Síntese objetiva do instituto da decadência e pontos antagônicos com a prescrição.

A origem da palavra decadência vem do verbo latino cadere, que significa cair.

A decadência é a extinção do direito pela inércia do titular, quando a eficácia desse direito estava originalmente subordinada ao exercício dentro de determinado prazo, que se esgotou, sem o respectivo exercício.

São todos os demais prazos, excetuados os dos arts 205 e 206 do Código Civil. Em regra, posicionados na Parte Especial do Código. Contudo, a parte geral do Código Civil traz a regra geral de decadência:

Art. 178. É de quatro anos o prazo de decadência para pleitear-se a anulação do negócio jurídico, contado:

I - no caso de coação, do dia em que ela cessar;

II - no de erro, dolo, fraude contra credores, estado de perigo ou lesão, do dia em que se realizou o negócio jurídico;

III - no de atos de incapazes, do dia em que cessar a incapacidade (BRASIL, 2002).

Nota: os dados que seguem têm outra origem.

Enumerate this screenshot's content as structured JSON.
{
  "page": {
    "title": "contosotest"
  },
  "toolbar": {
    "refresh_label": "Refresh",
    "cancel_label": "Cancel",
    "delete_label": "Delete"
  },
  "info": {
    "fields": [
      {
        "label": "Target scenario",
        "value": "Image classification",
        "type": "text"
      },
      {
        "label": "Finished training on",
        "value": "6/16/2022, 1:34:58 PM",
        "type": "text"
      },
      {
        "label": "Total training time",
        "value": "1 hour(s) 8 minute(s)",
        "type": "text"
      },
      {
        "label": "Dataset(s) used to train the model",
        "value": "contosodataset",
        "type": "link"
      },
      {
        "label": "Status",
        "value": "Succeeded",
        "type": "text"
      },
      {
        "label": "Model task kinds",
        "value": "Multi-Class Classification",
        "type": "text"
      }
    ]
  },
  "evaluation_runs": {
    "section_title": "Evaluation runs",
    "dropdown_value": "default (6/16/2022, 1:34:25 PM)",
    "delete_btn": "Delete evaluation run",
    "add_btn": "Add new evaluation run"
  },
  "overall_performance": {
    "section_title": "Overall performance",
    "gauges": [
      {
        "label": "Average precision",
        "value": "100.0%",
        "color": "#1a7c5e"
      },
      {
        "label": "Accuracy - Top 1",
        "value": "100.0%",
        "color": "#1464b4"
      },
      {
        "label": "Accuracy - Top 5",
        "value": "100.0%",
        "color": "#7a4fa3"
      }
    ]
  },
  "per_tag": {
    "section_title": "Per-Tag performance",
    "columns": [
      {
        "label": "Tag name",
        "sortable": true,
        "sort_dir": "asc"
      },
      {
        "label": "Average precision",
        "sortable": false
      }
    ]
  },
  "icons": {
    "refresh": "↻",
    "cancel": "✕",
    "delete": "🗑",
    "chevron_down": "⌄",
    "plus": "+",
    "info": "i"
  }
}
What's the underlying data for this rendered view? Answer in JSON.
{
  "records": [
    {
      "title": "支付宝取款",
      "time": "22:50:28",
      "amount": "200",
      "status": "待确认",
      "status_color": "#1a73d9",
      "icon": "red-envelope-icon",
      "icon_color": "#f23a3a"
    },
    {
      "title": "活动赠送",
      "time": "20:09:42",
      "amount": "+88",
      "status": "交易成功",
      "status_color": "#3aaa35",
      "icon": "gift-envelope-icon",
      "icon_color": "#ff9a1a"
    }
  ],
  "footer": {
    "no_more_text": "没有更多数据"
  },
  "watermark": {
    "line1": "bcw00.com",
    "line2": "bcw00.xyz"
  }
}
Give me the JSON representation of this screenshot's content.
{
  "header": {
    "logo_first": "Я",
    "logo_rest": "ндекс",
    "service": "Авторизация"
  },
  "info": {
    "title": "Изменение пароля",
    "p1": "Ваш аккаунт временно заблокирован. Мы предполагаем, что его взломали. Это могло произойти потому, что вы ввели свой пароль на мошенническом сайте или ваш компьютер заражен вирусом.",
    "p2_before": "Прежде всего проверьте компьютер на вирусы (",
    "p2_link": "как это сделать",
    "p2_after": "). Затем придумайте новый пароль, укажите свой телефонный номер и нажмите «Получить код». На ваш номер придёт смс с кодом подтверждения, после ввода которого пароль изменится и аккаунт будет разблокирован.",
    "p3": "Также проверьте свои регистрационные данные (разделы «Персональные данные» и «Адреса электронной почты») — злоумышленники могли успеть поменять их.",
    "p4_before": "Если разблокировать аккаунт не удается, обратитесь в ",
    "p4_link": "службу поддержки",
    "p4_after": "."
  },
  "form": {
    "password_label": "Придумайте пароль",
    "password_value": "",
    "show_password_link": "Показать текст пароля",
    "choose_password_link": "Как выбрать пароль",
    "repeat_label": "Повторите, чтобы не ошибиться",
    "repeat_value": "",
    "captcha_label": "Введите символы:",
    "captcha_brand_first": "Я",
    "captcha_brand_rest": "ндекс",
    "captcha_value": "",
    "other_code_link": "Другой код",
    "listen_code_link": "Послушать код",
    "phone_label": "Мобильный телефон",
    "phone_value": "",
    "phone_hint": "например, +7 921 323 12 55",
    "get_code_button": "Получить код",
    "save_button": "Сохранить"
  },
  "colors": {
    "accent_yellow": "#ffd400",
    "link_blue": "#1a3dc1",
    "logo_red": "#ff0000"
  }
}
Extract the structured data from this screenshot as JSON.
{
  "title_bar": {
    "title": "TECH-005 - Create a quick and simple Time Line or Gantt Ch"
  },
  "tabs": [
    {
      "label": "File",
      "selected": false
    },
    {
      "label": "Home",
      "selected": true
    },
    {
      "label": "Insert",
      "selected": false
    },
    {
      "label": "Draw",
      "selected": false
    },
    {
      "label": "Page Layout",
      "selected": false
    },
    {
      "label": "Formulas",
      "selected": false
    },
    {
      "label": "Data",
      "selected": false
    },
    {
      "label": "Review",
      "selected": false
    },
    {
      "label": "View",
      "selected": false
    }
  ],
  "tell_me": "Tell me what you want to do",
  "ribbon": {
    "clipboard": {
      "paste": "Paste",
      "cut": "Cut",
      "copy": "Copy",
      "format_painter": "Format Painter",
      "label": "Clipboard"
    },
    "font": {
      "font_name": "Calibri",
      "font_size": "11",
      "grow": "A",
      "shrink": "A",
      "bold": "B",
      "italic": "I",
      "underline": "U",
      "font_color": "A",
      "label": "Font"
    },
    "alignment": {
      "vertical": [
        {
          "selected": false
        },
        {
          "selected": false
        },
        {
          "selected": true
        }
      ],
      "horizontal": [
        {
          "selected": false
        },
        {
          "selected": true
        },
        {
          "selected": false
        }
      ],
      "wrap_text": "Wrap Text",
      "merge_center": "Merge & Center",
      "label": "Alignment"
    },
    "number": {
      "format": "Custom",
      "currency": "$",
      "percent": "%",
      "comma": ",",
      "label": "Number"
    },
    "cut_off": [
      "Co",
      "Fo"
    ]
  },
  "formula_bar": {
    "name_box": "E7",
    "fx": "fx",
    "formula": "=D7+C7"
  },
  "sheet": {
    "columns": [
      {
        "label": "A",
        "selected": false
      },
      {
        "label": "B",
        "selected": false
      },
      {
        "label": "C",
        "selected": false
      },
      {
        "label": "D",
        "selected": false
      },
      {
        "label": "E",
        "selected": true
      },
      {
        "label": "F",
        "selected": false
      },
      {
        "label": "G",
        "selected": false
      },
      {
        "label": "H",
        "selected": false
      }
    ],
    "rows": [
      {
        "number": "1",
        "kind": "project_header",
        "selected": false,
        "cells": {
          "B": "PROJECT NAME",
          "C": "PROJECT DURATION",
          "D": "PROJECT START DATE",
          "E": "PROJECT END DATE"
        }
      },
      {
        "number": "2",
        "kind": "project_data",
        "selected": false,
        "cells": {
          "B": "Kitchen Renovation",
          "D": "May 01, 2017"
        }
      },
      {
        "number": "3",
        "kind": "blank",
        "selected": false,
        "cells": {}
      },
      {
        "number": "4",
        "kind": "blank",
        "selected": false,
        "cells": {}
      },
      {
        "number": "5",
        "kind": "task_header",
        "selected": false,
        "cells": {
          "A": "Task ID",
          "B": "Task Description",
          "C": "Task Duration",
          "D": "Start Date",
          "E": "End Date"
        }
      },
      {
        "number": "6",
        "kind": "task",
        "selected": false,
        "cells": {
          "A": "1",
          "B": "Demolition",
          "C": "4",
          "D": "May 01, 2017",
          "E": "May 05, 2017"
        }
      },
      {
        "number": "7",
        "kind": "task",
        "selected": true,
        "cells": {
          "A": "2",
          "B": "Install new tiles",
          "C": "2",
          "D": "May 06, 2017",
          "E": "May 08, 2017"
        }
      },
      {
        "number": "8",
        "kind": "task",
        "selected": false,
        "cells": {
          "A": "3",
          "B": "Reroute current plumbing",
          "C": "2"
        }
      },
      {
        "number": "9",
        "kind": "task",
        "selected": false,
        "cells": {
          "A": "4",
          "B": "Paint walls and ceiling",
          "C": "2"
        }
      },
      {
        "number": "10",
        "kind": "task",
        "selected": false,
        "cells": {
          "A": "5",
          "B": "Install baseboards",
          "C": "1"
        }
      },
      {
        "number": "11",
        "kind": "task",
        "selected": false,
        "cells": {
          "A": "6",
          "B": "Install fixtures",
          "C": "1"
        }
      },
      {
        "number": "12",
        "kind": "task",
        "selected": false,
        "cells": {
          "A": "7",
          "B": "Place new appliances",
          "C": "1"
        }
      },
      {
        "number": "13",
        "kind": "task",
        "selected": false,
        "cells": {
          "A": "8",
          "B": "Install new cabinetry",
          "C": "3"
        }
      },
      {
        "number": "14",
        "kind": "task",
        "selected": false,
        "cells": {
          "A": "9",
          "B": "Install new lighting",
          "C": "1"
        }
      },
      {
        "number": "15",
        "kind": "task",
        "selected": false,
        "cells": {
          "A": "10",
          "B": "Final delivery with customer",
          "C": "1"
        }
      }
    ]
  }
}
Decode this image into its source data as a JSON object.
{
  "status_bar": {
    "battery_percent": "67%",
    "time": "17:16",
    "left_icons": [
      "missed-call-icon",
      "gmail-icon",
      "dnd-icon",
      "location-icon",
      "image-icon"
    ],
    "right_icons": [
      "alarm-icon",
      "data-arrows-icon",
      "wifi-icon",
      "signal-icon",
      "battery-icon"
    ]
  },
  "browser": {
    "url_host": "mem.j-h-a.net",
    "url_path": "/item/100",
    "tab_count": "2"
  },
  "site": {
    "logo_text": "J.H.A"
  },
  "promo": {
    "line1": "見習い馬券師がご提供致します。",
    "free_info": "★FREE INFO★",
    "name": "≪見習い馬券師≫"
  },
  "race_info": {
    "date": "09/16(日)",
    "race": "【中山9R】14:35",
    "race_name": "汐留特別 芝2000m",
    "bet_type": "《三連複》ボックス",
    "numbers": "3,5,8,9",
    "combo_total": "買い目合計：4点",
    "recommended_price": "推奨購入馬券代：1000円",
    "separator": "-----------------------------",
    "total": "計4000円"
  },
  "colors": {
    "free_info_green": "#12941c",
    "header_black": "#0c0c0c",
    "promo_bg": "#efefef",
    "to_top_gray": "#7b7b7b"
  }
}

Art. 179. Quando a lei dispuser que determinado ato é anulável, sem estabelecer prazo para pleitear-se a anulação, será este de dois anos, a contar da data da conclusão do ato (BRASIL, 2002).

Pode-se dizer que estão sujeitos à decadência os direitos constitutivos e desconstitutivos.

Art. 210. Deve o juiz, de ofício, conhecer da decadência, quando estabelecida por lei (BRASIL, 2002).

Art. 211. Se a decadência for convencional, a parte a quem aproveita pode alegá-la em qualquer grau de jurisdição, mas o juiz não pode suprir a alegação (BRASIL, 2002).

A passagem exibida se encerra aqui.